Every comedian knows that a joke that kills in one room can die in another. It's rare to laugh out loud at a comedy record when you're listening at home even though the people in the room are guffawing. And the opposite is true too: A comic who's only so-so on TV or on a CD can be a riot live.
It all depends on the setting. Are there other people around? Does the room have energy? Are people warmed up? Is it a lively group? Etc. One interesting thing I've noted is listening/watching a comic at home with even just one or two other people leads to a lot more laughter than if you're alone.
What's So Funny? Well, Maybe Nothing (NY Times) is a scientific look at why people laugh. Turns out "funny" has less to do with laughter than a lot of people think. And the results are definitely interesting from a standup perspective.

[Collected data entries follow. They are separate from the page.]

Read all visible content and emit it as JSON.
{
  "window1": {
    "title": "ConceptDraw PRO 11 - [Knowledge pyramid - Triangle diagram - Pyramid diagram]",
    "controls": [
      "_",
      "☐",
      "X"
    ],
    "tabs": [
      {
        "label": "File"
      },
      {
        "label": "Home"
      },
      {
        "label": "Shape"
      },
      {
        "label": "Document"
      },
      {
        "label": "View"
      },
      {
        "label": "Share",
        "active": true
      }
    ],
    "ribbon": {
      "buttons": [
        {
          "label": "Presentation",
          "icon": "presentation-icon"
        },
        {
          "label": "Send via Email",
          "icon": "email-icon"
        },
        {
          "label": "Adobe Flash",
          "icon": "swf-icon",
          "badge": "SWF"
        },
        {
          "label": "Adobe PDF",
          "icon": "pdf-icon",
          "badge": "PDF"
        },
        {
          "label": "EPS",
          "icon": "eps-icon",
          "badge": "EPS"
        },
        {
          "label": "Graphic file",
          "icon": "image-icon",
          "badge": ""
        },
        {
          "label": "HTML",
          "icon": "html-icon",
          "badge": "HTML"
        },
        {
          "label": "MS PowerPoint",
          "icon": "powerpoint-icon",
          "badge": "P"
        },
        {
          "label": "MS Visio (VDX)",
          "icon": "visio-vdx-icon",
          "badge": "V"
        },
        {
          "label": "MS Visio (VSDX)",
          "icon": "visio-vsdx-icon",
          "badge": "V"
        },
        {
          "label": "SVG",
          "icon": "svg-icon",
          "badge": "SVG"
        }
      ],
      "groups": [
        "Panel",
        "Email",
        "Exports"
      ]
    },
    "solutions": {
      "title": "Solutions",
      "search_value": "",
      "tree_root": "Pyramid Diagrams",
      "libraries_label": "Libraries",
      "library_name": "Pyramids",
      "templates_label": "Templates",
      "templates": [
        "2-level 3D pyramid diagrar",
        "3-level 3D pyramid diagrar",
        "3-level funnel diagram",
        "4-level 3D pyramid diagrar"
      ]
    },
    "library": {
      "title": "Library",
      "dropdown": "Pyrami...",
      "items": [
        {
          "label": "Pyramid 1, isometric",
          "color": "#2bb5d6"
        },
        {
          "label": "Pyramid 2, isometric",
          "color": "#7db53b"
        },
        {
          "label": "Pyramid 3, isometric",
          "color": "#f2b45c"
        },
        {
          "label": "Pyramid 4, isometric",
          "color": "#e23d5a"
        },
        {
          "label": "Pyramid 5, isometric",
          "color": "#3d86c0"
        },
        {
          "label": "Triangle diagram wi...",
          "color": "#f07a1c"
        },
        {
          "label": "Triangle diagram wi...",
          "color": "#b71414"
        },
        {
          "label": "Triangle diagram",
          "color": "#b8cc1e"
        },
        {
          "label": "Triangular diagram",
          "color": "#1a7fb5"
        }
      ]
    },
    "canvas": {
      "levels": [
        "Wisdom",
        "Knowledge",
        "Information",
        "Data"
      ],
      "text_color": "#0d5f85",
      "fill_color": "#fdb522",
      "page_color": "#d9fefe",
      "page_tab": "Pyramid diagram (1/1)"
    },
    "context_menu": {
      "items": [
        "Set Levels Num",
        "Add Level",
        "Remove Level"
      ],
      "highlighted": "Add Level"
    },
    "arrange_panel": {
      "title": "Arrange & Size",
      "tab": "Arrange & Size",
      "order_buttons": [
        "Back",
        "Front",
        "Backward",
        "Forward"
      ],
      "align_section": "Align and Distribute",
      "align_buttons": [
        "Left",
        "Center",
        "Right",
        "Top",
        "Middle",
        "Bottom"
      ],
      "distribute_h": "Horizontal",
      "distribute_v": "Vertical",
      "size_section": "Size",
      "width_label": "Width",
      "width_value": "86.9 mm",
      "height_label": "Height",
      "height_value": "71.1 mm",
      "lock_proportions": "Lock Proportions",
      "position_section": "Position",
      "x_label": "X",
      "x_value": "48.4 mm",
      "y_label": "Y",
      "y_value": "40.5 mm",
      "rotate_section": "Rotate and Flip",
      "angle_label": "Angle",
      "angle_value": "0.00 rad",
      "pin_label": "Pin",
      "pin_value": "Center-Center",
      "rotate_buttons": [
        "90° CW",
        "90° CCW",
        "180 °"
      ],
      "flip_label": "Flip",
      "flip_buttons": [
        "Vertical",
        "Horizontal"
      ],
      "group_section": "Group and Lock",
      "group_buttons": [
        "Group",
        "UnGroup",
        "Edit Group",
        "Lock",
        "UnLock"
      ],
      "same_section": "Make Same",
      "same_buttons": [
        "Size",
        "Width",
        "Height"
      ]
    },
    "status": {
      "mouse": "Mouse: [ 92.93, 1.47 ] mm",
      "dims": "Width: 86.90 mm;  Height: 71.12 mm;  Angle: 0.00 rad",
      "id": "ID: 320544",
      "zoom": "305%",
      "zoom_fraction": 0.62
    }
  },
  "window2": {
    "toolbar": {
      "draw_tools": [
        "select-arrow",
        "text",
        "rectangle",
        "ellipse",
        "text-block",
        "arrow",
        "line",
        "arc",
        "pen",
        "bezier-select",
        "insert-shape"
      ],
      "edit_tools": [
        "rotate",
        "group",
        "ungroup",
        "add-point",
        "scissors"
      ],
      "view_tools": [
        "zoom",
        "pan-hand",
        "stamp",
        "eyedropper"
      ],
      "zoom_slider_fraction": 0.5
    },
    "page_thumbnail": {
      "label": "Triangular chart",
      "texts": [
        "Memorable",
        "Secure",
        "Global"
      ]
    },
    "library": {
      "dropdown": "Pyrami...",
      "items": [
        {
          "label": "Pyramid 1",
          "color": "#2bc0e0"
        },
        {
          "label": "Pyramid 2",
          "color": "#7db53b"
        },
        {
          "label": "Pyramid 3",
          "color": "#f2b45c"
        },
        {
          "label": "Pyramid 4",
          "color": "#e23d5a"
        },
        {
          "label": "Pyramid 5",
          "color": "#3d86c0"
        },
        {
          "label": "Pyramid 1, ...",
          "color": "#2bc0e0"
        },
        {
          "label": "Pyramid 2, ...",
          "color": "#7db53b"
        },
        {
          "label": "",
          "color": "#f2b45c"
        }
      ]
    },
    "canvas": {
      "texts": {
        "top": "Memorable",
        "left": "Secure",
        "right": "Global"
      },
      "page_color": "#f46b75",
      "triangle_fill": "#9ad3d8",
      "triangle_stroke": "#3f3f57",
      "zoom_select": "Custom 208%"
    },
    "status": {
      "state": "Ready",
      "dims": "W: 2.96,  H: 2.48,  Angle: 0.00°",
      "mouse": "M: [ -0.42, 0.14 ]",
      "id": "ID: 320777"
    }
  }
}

According to the article, people use laughter as a punctuation mark. It's an exclamation point, a gasp, an a-ha, a recognition, a conversational lubricant like nodding or saying, "uh huh."
He found that most speakers, particularly women, did more laughing than their listeners, using the laughs as punctuation for their sentences. It's a largely involuntary process. People can consciously suppress laughs, but few can make themselves laugh convincingly.
I think that last part is interesting too: You can't fake laughter convincingly. That's part of the whole rawness of comedy. An audience can pretend to like a band or a painting, but it's pretty obvious when people are fake laughing. You're either on the bus or off the bus.
Also, we laugh as a way to connect.
The brain has ancient wiring to produce laughter so that young animals learn to play with one another. The laughter stimulates euphoria circuits in the brain and also reassures the other animals that they're playing, not fighting.
Playing, not fighting. That's why comics can get away with saying some of the meanest and/or most truthful things, because they do it in a playful way. They can deliver straight, painful medicine because the pill is coated with sugar. It's amazing what you can get away with saying as long as people are laughing.
There are also a lot of control/hierarchy issues in play.
[Laughter is] a subtle social lubricant. It's a way to make friends and also make clear who belongs where in the status hierarchy...[From an experiment:] When the woman watching was the boss, she didn't laugh much at the muffin joke. But when she was the underling or a co-worker, she laughed much more, even though the joke-teller wasn't in the room to see her. When you're low in the status hierarchy, you need all the allies you can find, so apparently you're primed to chuckle at anything even if it doesn't do you any immediate good.
So people laugh at others who they perceive to have higher status. That's why control is such a big part of standup. If you lose control of the room, forget about it. If they don't respect you, they'll never laugh.
But what about Rodney Dangerfield, king of "no respect"? That's bullshit schtick. Listen to an album of his and you can see he's got the whole room in the palm of his hand. Total master at controlling the room. No respect, my ass.
Actually, that's a common comic ploy, insult yourself as a way to ingratiate yourself with the audience. Then once they've "let you in," ya take 'em over.